Completion and Functional Verification

After one round of automated modifications, the AI completed all tasks and provided a modification summary.

From the summary, we can see that the AI not only completed the translation key replacement but also simultaneously fixed the previously existing code errors. Next comes the most critical verification step—switching languages to test whether internationalization works correctly.

Actual test results: switching to the English interface displayed correctly, and switching back to Chinese also worked without issues. The translation keys functioned properly, and all errors were eliminated.

Practical Tips for Efficient Collaboration with AI Programming Tools

From this case study, several practical tips for collaborating with AI programming tools can be distilled:

Don't blindly trust AI's first output. Whether it's Copilot, Cursor, or other AI programming tools, the first-generated code almost certainly needs adjustment. Treat AI as a "junior developer who quickly produces first drafts" rather than a "senior engineer who gets it right the first time." According to multiple industry surveys, AI-generated code typically has a "directly usable rate" of 30%-60% on first output, depending on task complexity and the adequacy of context information.

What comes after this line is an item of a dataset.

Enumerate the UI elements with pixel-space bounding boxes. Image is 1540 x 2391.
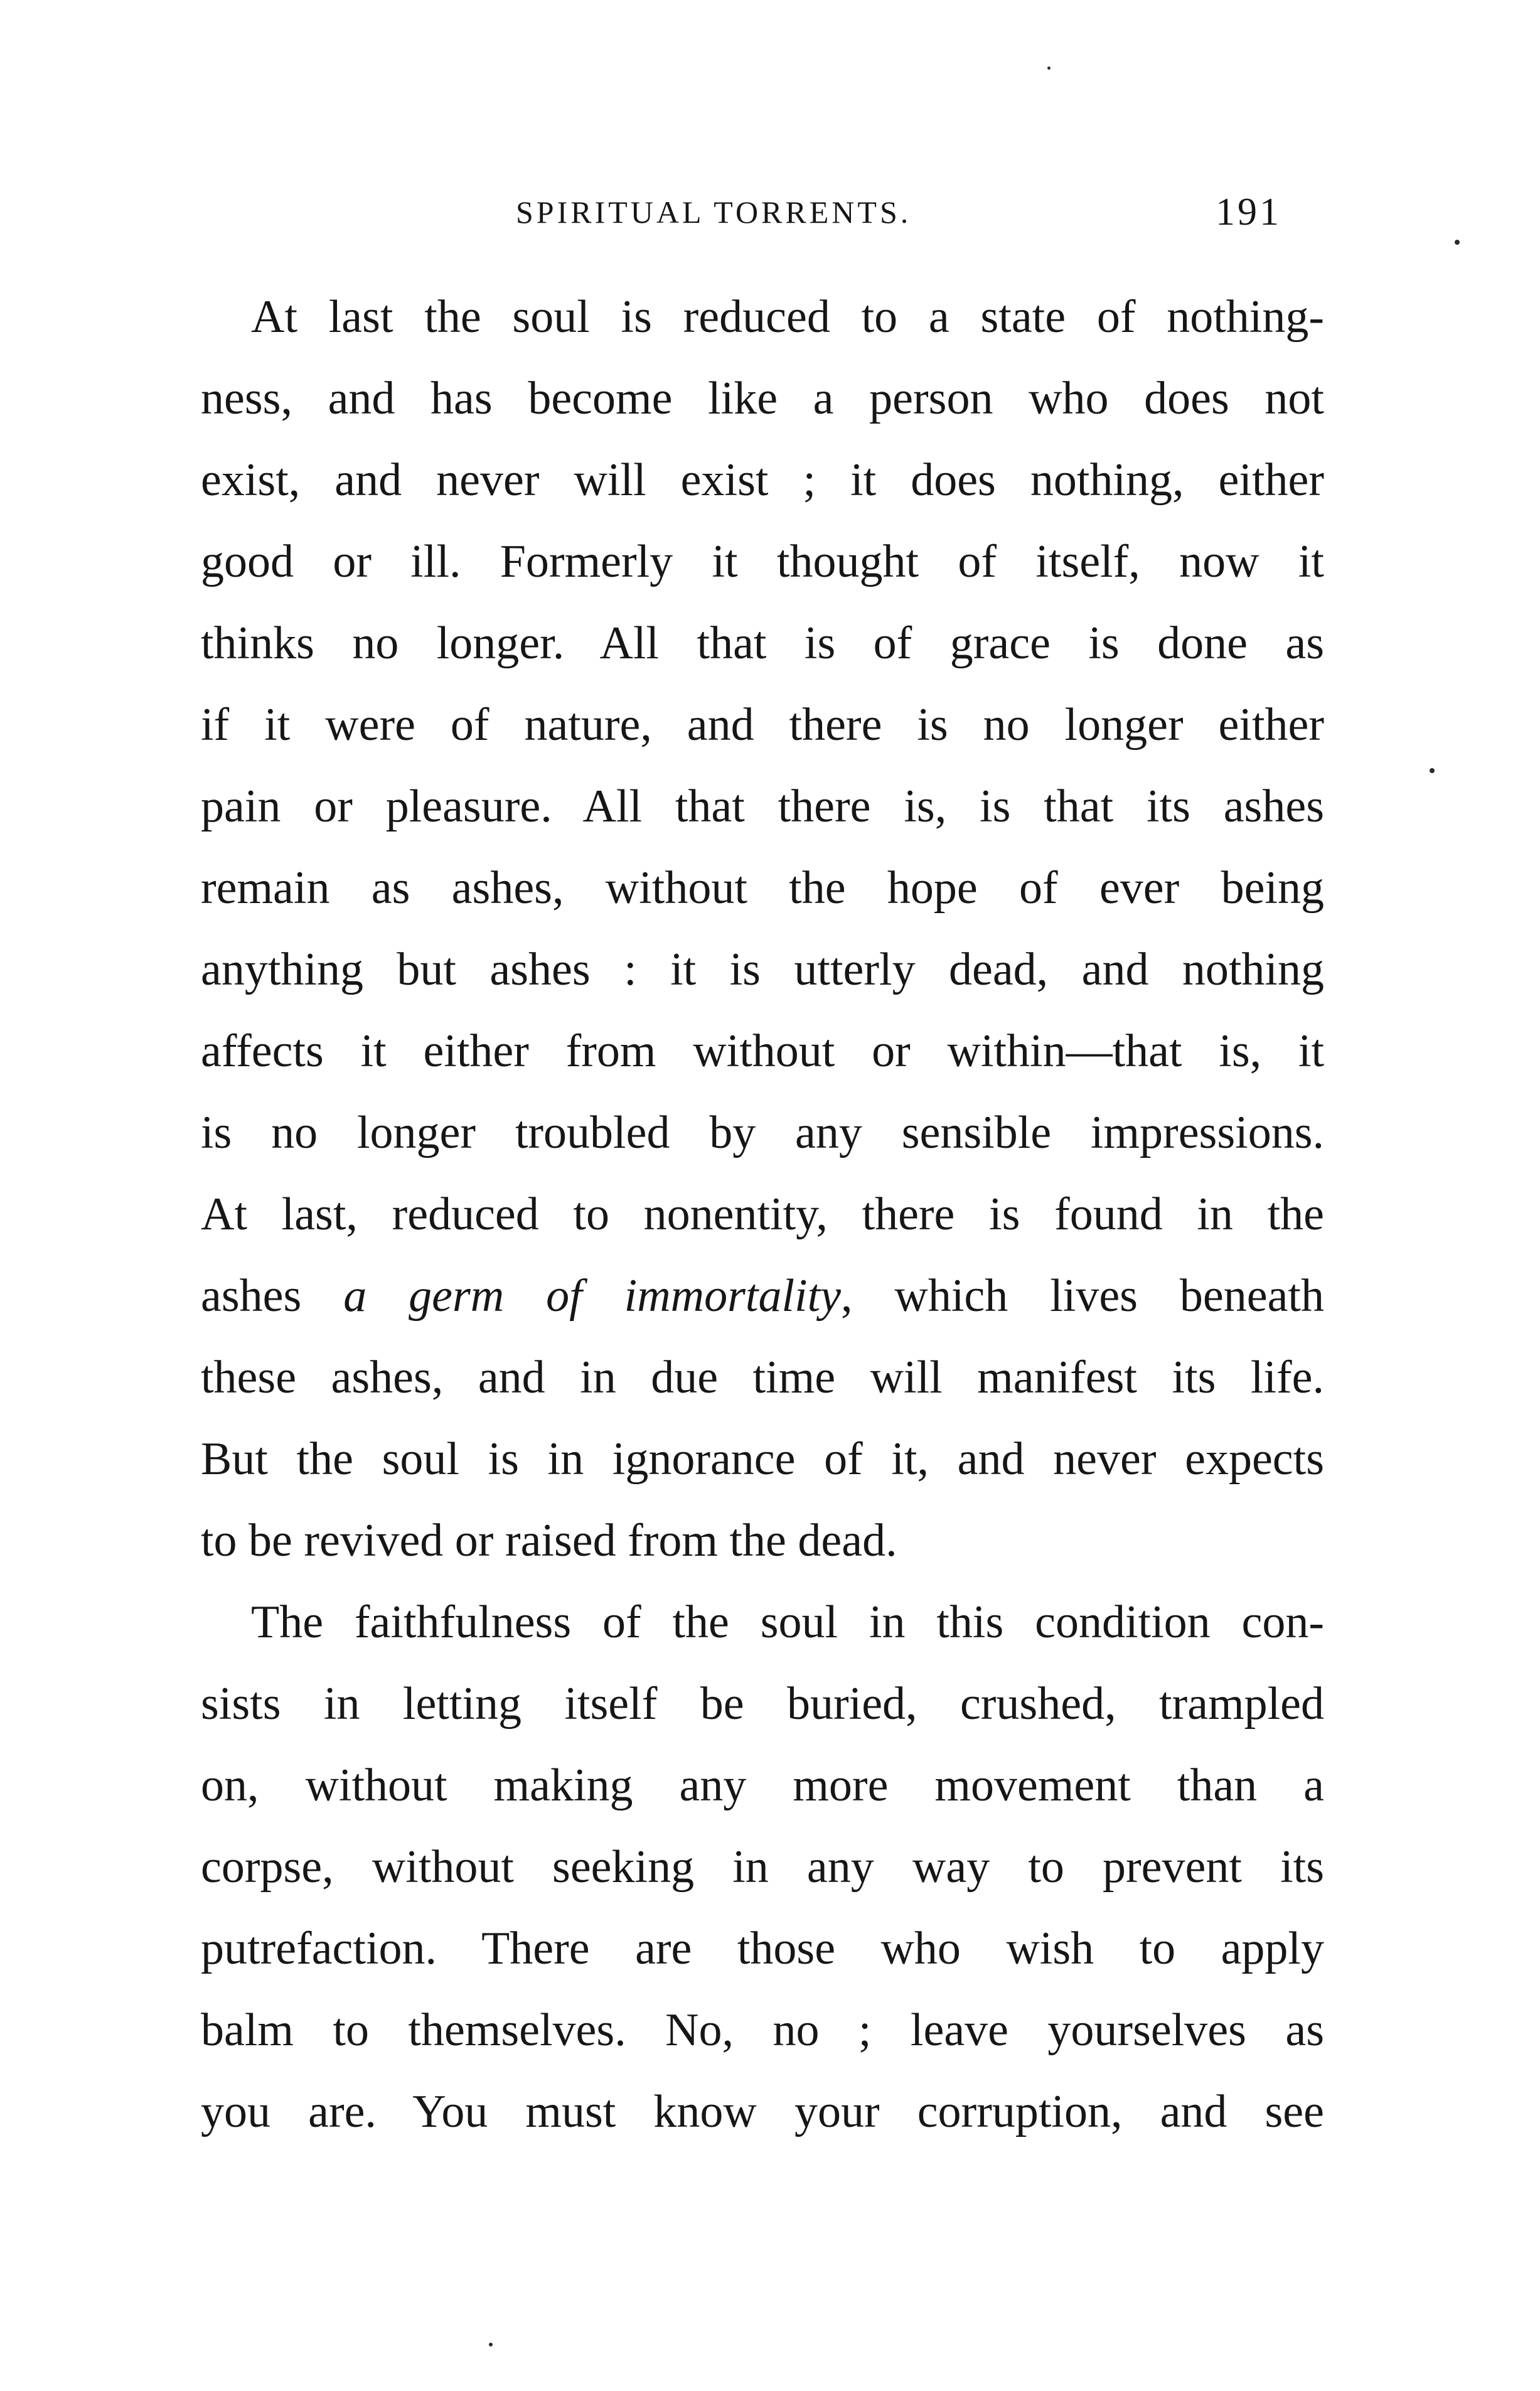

Use precise instructions to guide AI self-repair. Rather than manually fixing code, describe the problem clearly and let the AI fix it itself. Instructions should be specific—"replace hardcoded text with translation keys" is far more effective than "optimize the code a bit." Good instructions should include: what the problem is, what the expected solution approach is, and what constraints need to be followed.

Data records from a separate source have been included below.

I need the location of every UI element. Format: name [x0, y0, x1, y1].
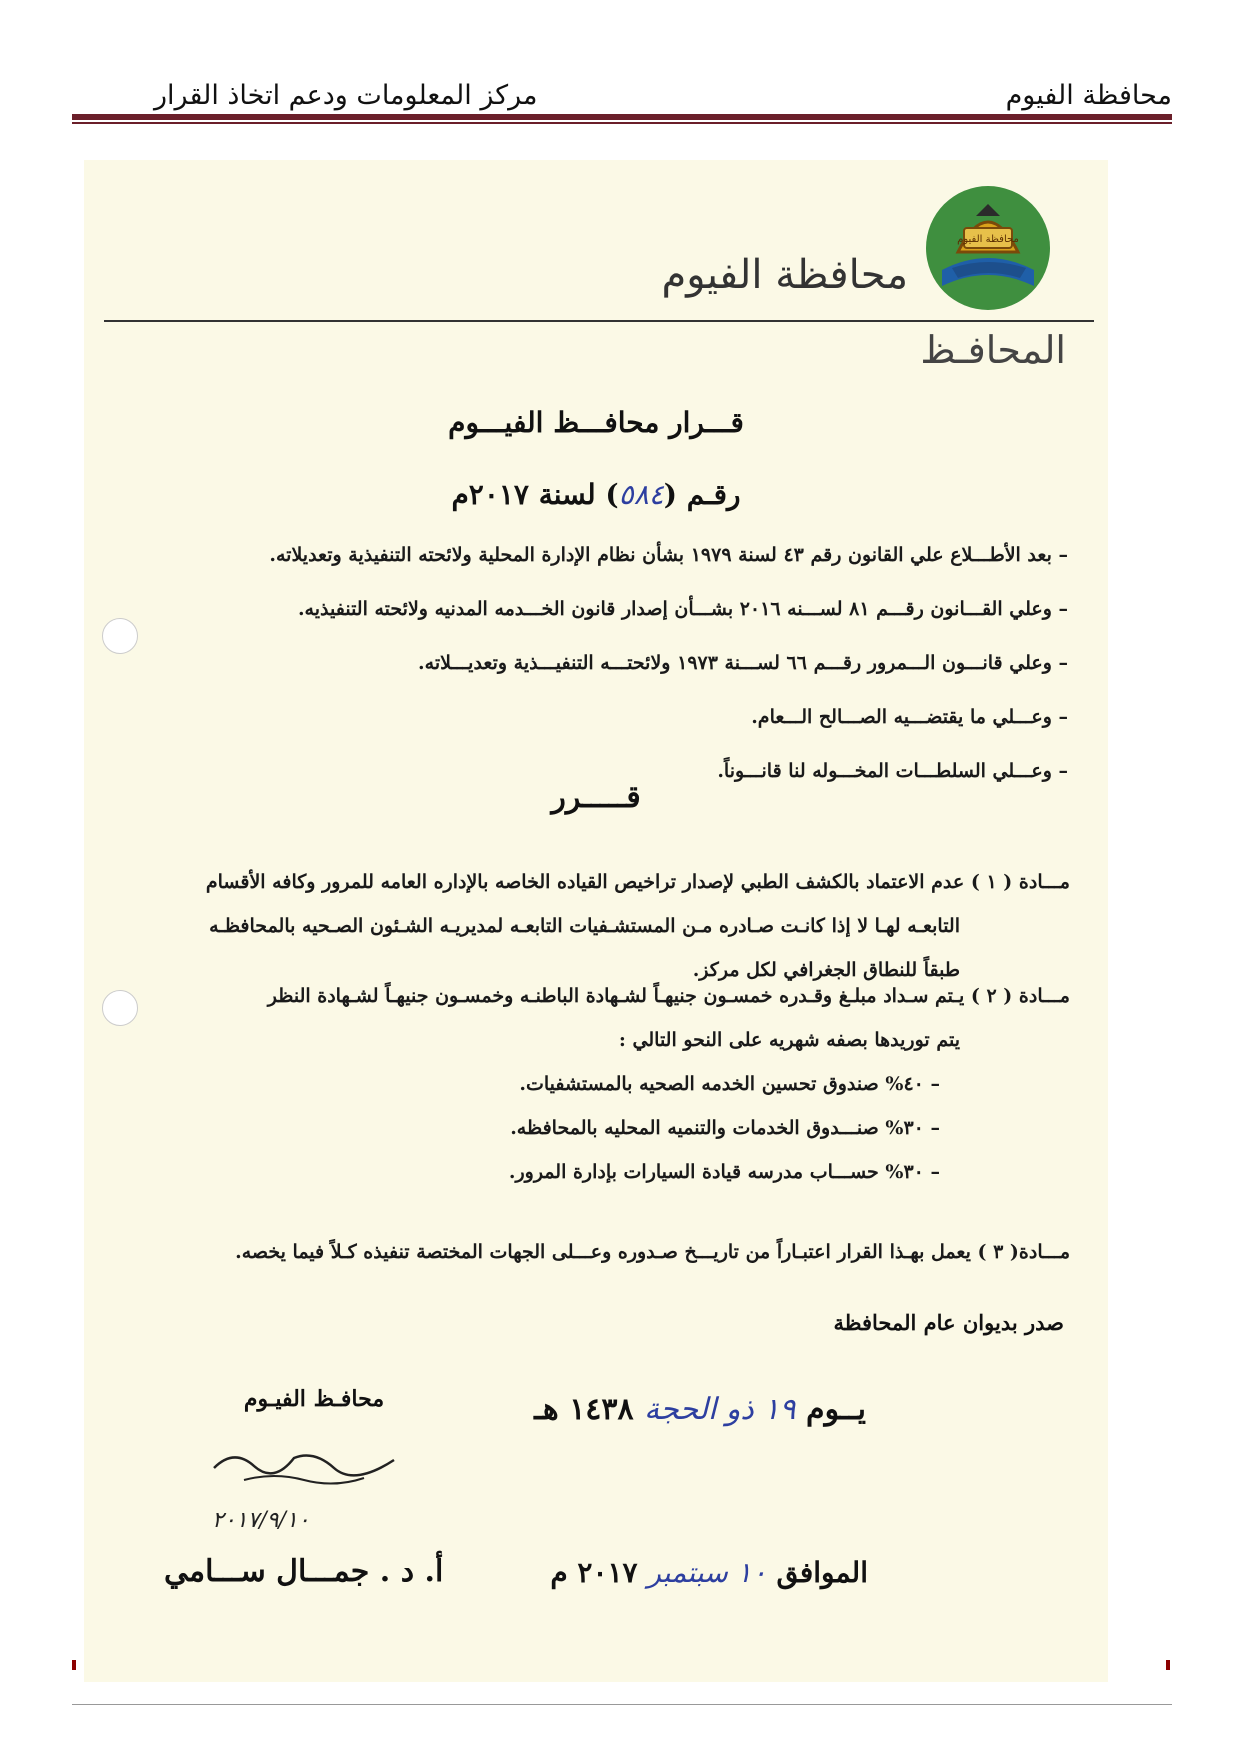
- article-3: [120, 1230, 1070, 1274]
- letterhead-rule: [104, 320, 1094, 322]
- page-header: [72, 60, 1172, 120]
- punch-hole: [102, 618, 138, 654]
- article-2: [120, 974, 1070, 1194]
- signer-name: أ. د . جمـــال ســـامي: [164, 1554, 444, 1589]
- gregorian-year: ٢٠١٧ م: [550, 1556, 638, 1589]
- gregorian-handwritten: ١٠ سبتمبر: [647, 1556, 767, 1589]
- article-1-line: مـــادة ( ١ ) عدم الاعتماد بالكشف الطبي لإصدار تراخيص القياده الخاصه بالإداره العامه للمرور وكافه الأقسام: [205, 871, 1070, 893]
- article-3-line: مـــادة( ٣ ) يعمل بهـذا القرار اعتبـاراً من تاريـــخ صـدوره وعـــلى الجهات المختصة تنفيذه كـلاً فيما يخصه.: [235, 1241, 1070, 1263]
- decree-number-suffix: ) لسنة ٢٠١٧م: [451, 478, 619, 511]
- gregorian-label: الموافق: [776, 1556, 868, 1589]
- hijri-year: ١٤٣٨ هـ: [534, 1392, 634, 1427]
- letterhead-governorate: محافظة الفيوم: [661, 252, 908, 298]
- hijri-handwritten: ١٩ ذو الحجة: [644, 1392, 796, 1427]
- article-1-line: طبقاً للنطاق الجغرافي لكل مركز.: [692, 959, 960, 981]
- decree-title: قـــرار محافـــظ الفيـــوم: [448, 406, 744, 439]
- signer-title: محافـظ الفيـوم: [243, 1386, 385, 1412]
- preamble-list: [128, 528, 1068, 798]
- allocation-item: – ٣٠% حســـاب مدرسه قيادة السيارات بإدارة المرور.: [120, 1150, 940, 1194]
- preamble-item: – وعلي قانـــون الـــمرور رقـــم ٦٦ لســـنة ١٩٧٣ ولائحتـــه التنفيـــذية وتعديـــلاته.: [128, 636, 1068, 690]
- header-center-name: مركز المعلومات ودعم اتخاذ القرار: [154, 80, 538, 111]
- hijri-label: يــوم: [806, 1392, 866, 1427]
- article-2-line: مـــادة ( ٢ ) يـتم سـداد مبلـغ وقـدره خمسـون جنيهـاً لشـهادة الباطنـه وخمسـون جنيهـاً لشـهادة النظر: [267, 985, 1070, 1007]
- scanned-decree: [84, 160, 1108, 1682]
- article-1: [120, 860, 1070, 992]
- logo-lettering: محافظة الفيوم: [957, 234, 1019, 245]
- preamble-item: – وعـــلي ما يقتضـــيه الصـــالح الـــعام.: [128, 690, 1068, 744]
- header-rule: [72, 114, 1172, 120]
- footer-rule: [72, 1704, 1172, 1705]
- allocation-item: – ٤٠% صندوق تحسين الخدمه الصحيه بالمستشفيات.: [120, 1062, 940, 1106]
- footer-mark: [1166, 1660, 1170, 1670]
- decree-number-prefix: رقـم (: [663, 478, 741, 511]
- decree-number: [84, 478, 1108, 511]
- decree-number-handwritten: ٥٨٤: [618, 478, 664, 511]
- signer-date: ٢٠١٧/٩/١٠: [212, 1508, 310, 1533]
- header-rule-thin: [72, 122, 1172, 124]
- allocation-item: – ٣٠% صنـــدوق الخدمات والتنميه المحليه بالمحافظه.: [120, 1106, 940, 1150]
- preamble-item: – وعلي القـــانون رقـــم ٨١ لســـنه ٢٠١٦ بشـــأن إصدار قانون الخـــدمه المدنيه ولائحته التنفيذيه.: [128, 582, 1068, 636]
- gregorian-date: [550, 1556, 868, 1589]
- article-1-line: التابعـه لهـا لا إذا كانـت صـادره مـن المستشـفيات التابعـه لمديريـه الشـئون الصـحيه بالمحافظـه: [209, 915, 960, 937]
- header-governorate: محافظة الفيوم: [1005, 80, 1172, 111]
- hijri-date: [534, 1392, 866, 1427]
- signature-scrawl: [204, 1428, 404, 1498]
- issued-at: صدر بديوان عام المحافظة: [833, 1310, 1064, 1335]
- decided-heading: قـــــرر: [551, 780, 641, 815]
- governorate-logo-icon: [922, 182, 1054, 314]
- allocation-list: [120, 1062, 1070, 1194]
- letterhead-office: المحافـظ: [920, 328, 1066, 372]
- footer-mark: [72, 1660, 76, 1670]
- preamble-item: – بعد الأطـــلاع علي القانون رقم ٤٣ لسنة ١٩٧٩ بشأن نظام الإدارة المحلية ولائحته التنفيذية وتعديلاته.: [128, 528, 1068, 582]
- article-2-line: يتم توريدها بصفه شهريه على النحو التالي :: [618, 1029, 960, 1051]
- preamble-item: – وعـــلي السلطـــات المخـــوله لنا قانـــوناً.: [128, 744, 1068, 798]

A single instruction can include multiple related tasks. Like in this example, simultaneously requesting "replace translation keys + fix errors"—the AI can understand the relationship between these tasks, and handling them together is actually more coherent than executing them separately. This is because these tasks share the same code context; when the AI processes translation key replacement, it naturally encounters the error-prone code areas, and the cost of fixing them in passing is far lower than running another separate round.

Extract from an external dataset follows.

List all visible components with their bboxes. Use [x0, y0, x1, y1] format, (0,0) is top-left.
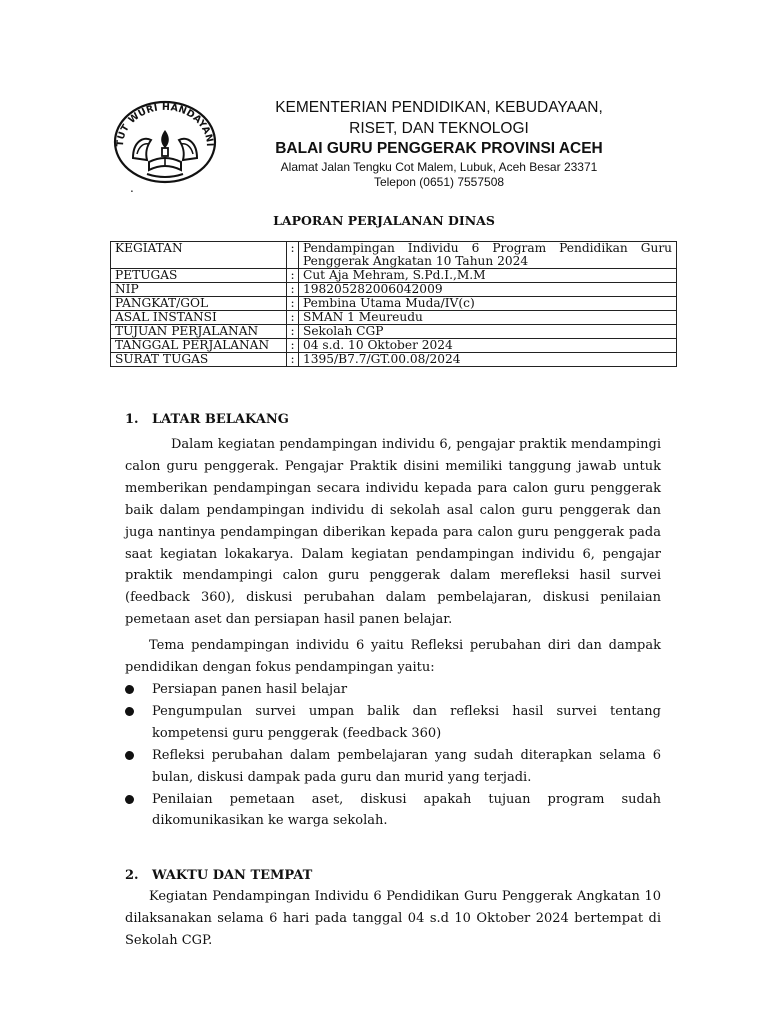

The verification step cannot be skipped. AI indicating "completed" doesn't mean there are truly no issues—you must actually run the code, test across different scenarios, and confirm functionality meets expectations. Especially for security-related modules like Auth, beyond functional verification, you should also pay attention to whether edge cases (such as empty passwords, excessively long inputs, concurrent requests, etc.) are handled properly.

Conclusion: What's Still Missing Between AI-Generated and Production-Ready

AI programming tools are evolving rapidly, but a gap still exists between "generated code" and "production-ready code." This gap requires developers' experience and judgment to bridge—knowing where problems will occur, knowing what project standards are, and knowing how to give AI effective instructions.

The essence of this gap is AI's lack of complete understanding of "project context." Project context includes not only the code itself, but also the team's coding standards, historical reasons for technology choices, implicit constraints of business logic, and special requirements of the deployment environment. This information is difficult to fully convey to AI through a single prompt, requiring developers to gradually supplement and correct through multiple rounds of interaction.

Rejecting half-finished products doesn't mean rejecting AI—it means going one step further on AI's foundation, polishing code to a truly usable state. This is the correct approach to AI programming today.